The roster had a decent showing at the second StarLadder Minor, but they likely face the worst odds of any team heading into TI9.
Carry: Cheng “vtFαded” Jia Hao (21, Malaysia)
Mid: Lasse “MATUMBAMAN” Urpalainen (24, Finland)
Offlane: Maurice “KheZu” Gutmann (24, Germany)
Support: Milan “MiLAN” Kozomara (24, Bosnia and Herzegovina)
Support: Rasmus “MISERY” Filipsen (Captain, 28, Denmark)
After acquiring PaiN Gaming’s former roster in January, changing it a few times, and then starting over from scratch, nobody knows what Chaos’ roster synergy will be like heading into TI9.
The team includes a number of talented individuals including Misery and Matumbaman, and could gel into a real contender. Then again, it’s also possible they are unable to find their footing and fall out of the group stage.
Carry: Vladislav “Crystallize” Krystanek (20, Ukraine)
Mid: Idan “MagicaL” Vardanian (20, Ukraine/Israel)
Offlane: Evgeniy “Blizzy” Ree (24, Kyrgyzstan)
Support: Bakyt “Zayac” Emilzhanov (20, Kyrgyzstan)
Support: Akbar “SoNNeikO” Butaev (Captain, 22, Russia/Uzbekistan)
From the CIS region comes Natus Vincere, better known as Na’Vi.
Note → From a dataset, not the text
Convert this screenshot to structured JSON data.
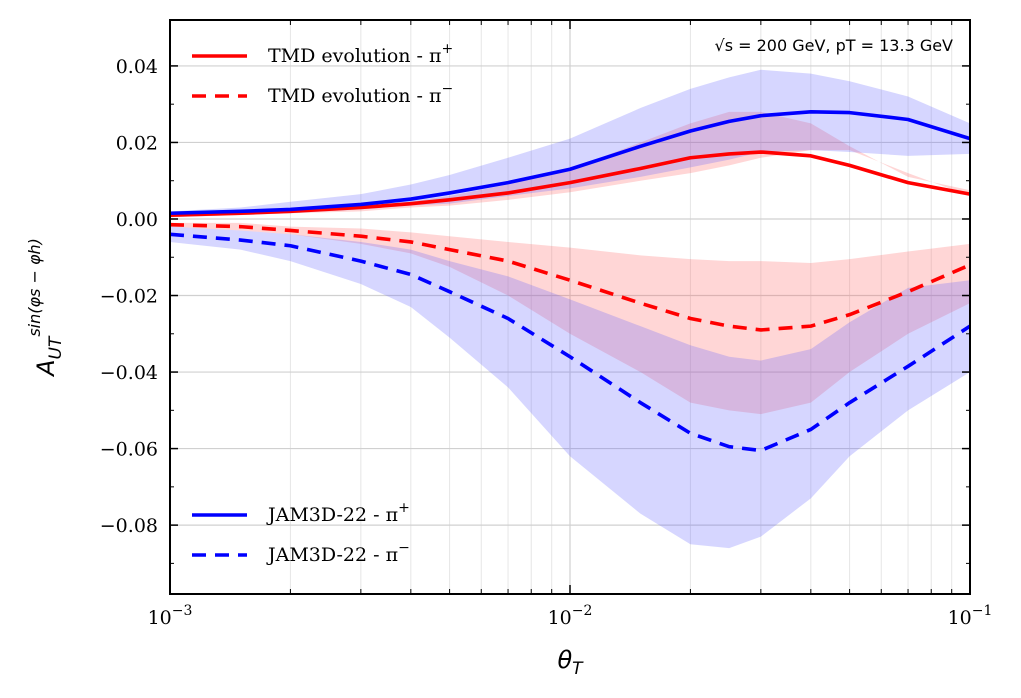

The organization came out on top of the first International in 2011 and reached the grand finals at the next two Internationals to become the first dynasty in Dota 2.
However, the team has been on a slide since and failed to qualify for TI7 and TI8. The organization decided it needed a fresh start and kicked the popular Danil “Dendi” Ishutin. That move paid off with a TI9 berth, but it’s yet to be seen if Na’Vi is really back.
Carry: Du “Monet” Peng (19, China)
Mid: Gao “Setsu” Zhenxiong (20, China)
Offlane: Su “Flyby” Lei (22, China)
Support: Zhang “LaNm” Zhicheng (Captain, 29, China)
Support: Tue “ah fu” Soon Chuan (25, Malaysia)
Royal Never Give Up secured the TI9 spot by battling their way through a brutal Chinese qualifier field.
Despite not having much success during the season, this team has serious potential to fight off some of the best teams attending TI9. Built around veterans LaNm and ah fu, they has the tools to make a surprise run.
Carry: Nikolay “Nikobaby” Nikolov (Bulgaria)
Mid: Kam “Moon” Boon Seng (24, Malaysia)
Offlane: Damien “kpii” Chok (21, Australia)
Support: Ryan “Bimbo” Jay Qui (23, Philippines)
Support: Michael “ninjaboogie” Ross Jr. (Captain, 27, Philippines/US)
The Mineski organization has an extensive history in Dota 2 and almost always stood among Southeast Asia’s best. The organization has looked decent throughout the year despite constant roster tinkering and could make some noise at TI9.